Er holt tief Luft und krallt sich an meinem Shirt fest, seine Hände zittern und angestrengt beißt er sich auf seine blutrote Unterlippe, so fest das es bereits beim Anblick unglaublich schmerzhaft aussieht.

» Du warst mein Flügel Jungkook... und egal wie oft ich mich um dich gekümmert habe, egal wie oft ich versucht habe alles richtig zu machen, du hast mich fallen gelassen. Du hast mich auf den harten Boden knallen gelassen und mich danach noch ausgelacht. Sag mir warum Jungkook? Warum hast du mich verlassen? Hast du es getan weil du den Schmerz den Jimin dir hinterlassen hat nicht ausgehalten hast? Hast du es getan weil du mich nie geliebt hast, wie du es mir immer gesagt hast? War dieses 'Wir werden für immer zusammen sein' gelogen? Du sagtest immer du seist glücklich wenn ich bei dir bin, du seist glücklich wenn ich deine Hand halte und das nur ein einziges Lächeln von mir dich aufheitern kann, aber ich hatte aufgehört zu Lächeln als du gegangen bist.  Ich weiß nicht wozu ich dir diese Dinge sage, oder frage,  denn du bist nichtmal er und trotzdem fühlt es sich so an als wärst du noch du. « Taehyung's Stimme bebt und zittert, so sehr das ich das Gefühl habe er würde jeden Moment zusammenbrechen. Aus Angst.

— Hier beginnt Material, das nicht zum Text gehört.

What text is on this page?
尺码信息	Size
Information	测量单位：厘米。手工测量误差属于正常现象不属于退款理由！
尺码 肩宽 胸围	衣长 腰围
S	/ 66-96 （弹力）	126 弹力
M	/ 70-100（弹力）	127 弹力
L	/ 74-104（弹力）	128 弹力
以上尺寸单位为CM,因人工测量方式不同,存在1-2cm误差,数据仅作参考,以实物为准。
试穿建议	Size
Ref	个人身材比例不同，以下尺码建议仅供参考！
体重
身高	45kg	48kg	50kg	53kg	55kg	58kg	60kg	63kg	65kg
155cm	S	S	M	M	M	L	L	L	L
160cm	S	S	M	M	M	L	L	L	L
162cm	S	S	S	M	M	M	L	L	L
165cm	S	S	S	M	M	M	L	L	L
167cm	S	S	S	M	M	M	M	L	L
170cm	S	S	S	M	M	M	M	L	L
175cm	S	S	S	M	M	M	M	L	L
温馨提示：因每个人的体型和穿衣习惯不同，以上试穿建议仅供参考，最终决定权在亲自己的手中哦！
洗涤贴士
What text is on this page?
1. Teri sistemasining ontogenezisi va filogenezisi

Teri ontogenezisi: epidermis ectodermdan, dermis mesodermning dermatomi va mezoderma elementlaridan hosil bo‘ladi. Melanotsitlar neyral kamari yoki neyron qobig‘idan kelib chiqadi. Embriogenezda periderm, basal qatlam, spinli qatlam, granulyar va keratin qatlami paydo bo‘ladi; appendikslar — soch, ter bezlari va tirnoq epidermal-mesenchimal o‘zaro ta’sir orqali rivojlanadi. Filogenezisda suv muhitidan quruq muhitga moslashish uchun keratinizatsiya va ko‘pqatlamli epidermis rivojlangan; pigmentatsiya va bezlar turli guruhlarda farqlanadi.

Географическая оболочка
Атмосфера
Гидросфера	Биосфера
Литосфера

Seine Angst ist deutlich spürbar und obwohl ich keine Ahnung habe worüber er redet, fühle ich mich schuldig. Ich gebe mir die Schuld Taehyung verletzt zu haben und seine Scherben zertrümmert zu haben. Meine Brust zieht sich schmerzhaft zusammen und mein Brustkorb hebt und senkt sich merklich. Mein Herz beginnt unerträglich zu schmerzen.

» Tae... «

» Tut mir leid... « flüstert er mit zittriger Stimme. Schniefend wischt er sich seine Tränen weg und lässt mein Oberteil langsam los. » Du hast gesagt du willst meine Narben heilen, aber warum warst du dann derjenige der sie mir zugefügt hat? «

» Ich will dich nicht fallen lassen Taehyung... « sage ich, doch meine Worte sind nur wie ein einziger Luftzug, der nur kurz an Taehyung vorbei geht. » Jungkook... I-Ich weiß nicht wie lange ich das hier noch alles aushalte. « erzählt er, schon fast verzweifelt. » Was? « hake ich nach, doch ich bin mir nicht sicher ob ich diese Antwort wirklich erfahren möchte.


» Bitte verzeih mir... « haucht er leise, so leise das ich seine Wörter kaum verstehe und doch zerfällt mein Herz in einzelne Teile.